The company then charges for the reselling of the CRISPR enzyme for some high-value applications, and for custom enzyme development. Inscripta said this allows genome editing of living cells to be simple, efficient, and robust.
“This unique approach was the first step in the company’s path to re-shape forward genome engineering and make it more accessible for the research and commercial community,” Inscripta said.
Inscripta said the name for its enzymes – MADzymes – is inspired by the biological diversity found on the island of Madagascar.
Solana acquisition strategic for commercialization drive
At the end of February, Inscripta raised $55.5 million in a Series C financing round for the commercialization of its gene-editing technology tools and the acquisition of Solana could be indicative of the latter’s strategic thrust.
The money was meant for Inscripta to “expand its research capabilities and strengthen its internal team of high-performing research experts.”
The financing round was led by Merieux Development and Paladin Capital Group, with existing investors Venrock, Foresite, Spruce, and NanoDimension also participating.
In June, Inscripta received a patent from the U.S. Patent and Trademarks Office covering systems using MAD7, the company’s first free CRISPR enzyme, as well as patent coverage for systems using another MADzyme, MAD2.
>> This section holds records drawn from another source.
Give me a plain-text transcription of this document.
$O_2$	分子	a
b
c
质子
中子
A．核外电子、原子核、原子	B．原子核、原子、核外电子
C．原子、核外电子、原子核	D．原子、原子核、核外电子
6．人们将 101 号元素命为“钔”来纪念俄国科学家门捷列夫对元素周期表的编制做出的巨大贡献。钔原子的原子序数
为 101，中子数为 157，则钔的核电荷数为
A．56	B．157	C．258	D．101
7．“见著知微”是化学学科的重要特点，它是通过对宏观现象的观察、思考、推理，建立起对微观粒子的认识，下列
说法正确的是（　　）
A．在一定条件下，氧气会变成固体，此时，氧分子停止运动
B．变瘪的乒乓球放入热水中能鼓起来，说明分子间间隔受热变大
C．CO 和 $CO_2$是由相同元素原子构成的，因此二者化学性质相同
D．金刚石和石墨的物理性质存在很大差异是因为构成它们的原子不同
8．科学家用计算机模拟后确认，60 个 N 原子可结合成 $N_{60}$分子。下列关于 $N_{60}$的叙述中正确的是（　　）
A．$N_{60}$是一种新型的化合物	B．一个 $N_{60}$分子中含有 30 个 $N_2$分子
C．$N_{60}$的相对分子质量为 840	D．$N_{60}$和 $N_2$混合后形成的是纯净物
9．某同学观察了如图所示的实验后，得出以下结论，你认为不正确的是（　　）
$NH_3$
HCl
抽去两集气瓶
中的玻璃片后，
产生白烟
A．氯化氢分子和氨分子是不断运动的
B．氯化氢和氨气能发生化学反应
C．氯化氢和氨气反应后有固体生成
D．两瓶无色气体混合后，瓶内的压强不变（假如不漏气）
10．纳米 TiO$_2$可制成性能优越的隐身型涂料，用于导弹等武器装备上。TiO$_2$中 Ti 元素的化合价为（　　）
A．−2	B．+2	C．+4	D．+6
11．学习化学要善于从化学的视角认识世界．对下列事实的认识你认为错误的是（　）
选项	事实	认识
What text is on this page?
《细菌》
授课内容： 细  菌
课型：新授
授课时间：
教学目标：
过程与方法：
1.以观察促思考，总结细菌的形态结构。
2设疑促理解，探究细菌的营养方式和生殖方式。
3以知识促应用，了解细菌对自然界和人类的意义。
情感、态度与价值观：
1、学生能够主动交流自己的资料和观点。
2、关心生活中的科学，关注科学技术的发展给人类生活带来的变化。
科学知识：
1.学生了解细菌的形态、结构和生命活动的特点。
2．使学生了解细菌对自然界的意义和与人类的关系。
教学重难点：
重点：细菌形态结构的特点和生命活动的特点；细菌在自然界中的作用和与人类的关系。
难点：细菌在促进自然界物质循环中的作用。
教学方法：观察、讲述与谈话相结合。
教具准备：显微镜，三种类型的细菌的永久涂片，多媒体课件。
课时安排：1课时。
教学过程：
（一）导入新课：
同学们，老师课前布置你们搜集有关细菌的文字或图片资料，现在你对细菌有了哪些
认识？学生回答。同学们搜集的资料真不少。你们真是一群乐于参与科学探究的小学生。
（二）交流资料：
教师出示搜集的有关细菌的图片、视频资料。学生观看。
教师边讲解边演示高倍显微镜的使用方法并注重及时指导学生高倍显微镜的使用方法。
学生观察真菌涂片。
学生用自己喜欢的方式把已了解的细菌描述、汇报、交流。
The enzymes were first announced in December 2017, when the company revealed that these would be fully available for commercial and academic researchers without either up-front licensing fees or “reach-through royalties” on products made or research done using the technology. Inscripta also released data from external partners showing that MAD7 can edit mammalian cells.
The company said the data confirmed “the potential for using MADzymes in human therapeutic and diagnostic applications, as well as biological development and manufacturing in a wide array of cell lines.”
Solana was founded in 2017 by former Illumina employees. In a statement, Inscripta said Solana staff had “successfully built adaptable and scalable manufacturing operations, enabling the rapid growth of innovative products that today represent billions of dollars in annual revenue.”
Inscripta said the Solana team had overseen the launch and production of hundreds of products – including market-leading DNA sequencing solutions.
John Stuelpnagel, chairman of Inscripta’s board of directors, and co-founder and first chief executive officer of Illumina, said with the acquisition of Solana, he was confident that Inscripta “will fundamentally transform genome writing.”
Stuelpnagel said Solana would bring “unparalleled expertise and experience to Inscripta, helping the company grow, diversify, and scale its operations to meet the rapidly advancing needs of the gene-editing industry.”